A lo largo de la historia, la Iglesia Católica se ha enfrentado contra varios tipos de autoridad política, teniendo siempre cuidado de defender y proponer un modelo fundado en la naturaleza social de las personas, aunque algunas iglesias locales hayan podido errar en sus propias decisiones.
Es necesaria una autoridad política, pero esta debe garantizar la vida ordenada y recta de la comunidad. No debe eliminar la libre actividad de las personas y de los grupos.
La soberanía de la autoridad política tiene que recaer en el pueblo, las personas que forman parte de esa comunidad concreta.
La autoridad debe dejarse guiar por la ley moral, debe reconocer, respetar y promover los valores humanos y morales esenciales. De igual modo, debe emitir leyes justas, conforme a la dignidad de la persona.
El derecho a la objeción de conciencia dice que los ciudadanos no estamos obligados a seguir las prescripciones de las autoridades civiles si éstas son contrarias a las exigencias del orden moral, a los derechos fundamentales de las personas o a las enseñanzas del Evangelio. Las personas podemos resistirnos a la autoridad cuando esta viole grave y repetidamente los principios del derecho natural.
La lucha armada debe considerarse un remedio extremo para poner fin a una tiranía evidente y prolongada.
La Iglesia y la comunidad política tienen estructuras organizativas visibles, pero son de naturaleza diferente. La Iglesia Católica se organiza con formas adecuadas para satisfacer las exigencias espirituales de sus fieles, mientras que las diversas comunidades políticas generan relaciones e instituciones al servicio de todo lo que pertenece al bien común temporal.

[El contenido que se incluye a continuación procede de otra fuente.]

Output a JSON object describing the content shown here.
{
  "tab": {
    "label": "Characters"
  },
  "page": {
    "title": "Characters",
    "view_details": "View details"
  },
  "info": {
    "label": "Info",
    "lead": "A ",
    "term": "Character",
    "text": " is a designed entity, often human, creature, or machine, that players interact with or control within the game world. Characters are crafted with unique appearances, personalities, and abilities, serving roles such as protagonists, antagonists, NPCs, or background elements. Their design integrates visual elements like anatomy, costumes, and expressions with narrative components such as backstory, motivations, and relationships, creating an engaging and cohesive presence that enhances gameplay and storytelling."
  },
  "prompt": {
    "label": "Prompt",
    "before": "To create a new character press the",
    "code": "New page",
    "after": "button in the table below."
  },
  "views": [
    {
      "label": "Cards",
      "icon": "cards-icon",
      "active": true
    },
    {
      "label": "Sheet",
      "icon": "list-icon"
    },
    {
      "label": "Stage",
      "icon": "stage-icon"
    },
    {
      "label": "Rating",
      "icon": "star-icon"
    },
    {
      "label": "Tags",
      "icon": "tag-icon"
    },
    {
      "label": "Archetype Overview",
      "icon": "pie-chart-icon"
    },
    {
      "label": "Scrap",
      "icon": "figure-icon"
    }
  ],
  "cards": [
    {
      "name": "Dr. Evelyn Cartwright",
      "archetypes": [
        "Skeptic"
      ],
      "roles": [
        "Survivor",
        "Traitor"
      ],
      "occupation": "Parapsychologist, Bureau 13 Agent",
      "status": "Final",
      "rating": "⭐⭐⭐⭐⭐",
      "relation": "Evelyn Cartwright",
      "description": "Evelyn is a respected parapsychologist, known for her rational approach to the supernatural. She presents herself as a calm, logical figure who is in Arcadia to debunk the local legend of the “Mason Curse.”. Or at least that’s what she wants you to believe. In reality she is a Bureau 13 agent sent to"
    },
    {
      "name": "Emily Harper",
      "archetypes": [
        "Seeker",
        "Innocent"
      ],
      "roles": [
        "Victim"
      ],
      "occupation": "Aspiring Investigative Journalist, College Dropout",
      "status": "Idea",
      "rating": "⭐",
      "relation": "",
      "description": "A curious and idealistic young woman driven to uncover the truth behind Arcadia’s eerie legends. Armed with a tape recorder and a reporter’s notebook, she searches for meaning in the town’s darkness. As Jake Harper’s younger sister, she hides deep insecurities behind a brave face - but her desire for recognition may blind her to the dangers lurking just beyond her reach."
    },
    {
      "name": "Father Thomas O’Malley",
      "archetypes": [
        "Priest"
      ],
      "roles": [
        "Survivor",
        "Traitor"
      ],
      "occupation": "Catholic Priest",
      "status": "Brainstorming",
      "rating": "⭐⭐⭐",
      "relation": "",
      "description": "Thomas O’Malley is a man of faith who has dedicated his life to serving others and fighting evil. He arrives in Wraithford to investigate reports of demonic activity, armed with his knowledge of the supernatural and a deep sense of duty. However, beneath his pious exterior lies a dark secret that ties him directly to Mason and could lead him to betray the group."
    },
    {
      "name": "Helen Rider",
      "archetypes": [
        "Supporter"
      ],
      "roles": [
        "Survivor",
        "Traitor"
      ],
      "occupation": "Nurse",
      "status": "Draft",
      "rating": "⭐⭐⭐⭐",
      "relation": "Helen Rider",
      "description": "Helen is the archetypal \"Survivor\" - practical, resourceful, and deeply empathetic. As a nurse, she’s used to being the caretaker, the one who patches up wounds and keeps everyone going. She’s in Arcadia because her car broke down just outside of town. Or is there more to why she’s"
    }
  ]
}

Iglesia y comunidad política pueden colaborar porque ambas están al servicio de la vocación personal y social de las personas. En última instancia, la Iglesia Católica recuerda al laicado que, de ningún modo, pueden abdicar de la participación en la política; es decir, de la multiforme y variada acción económica, social, legislativa, administrativa y cultural, destinada a promover orgánica e institucionalmente el bien común.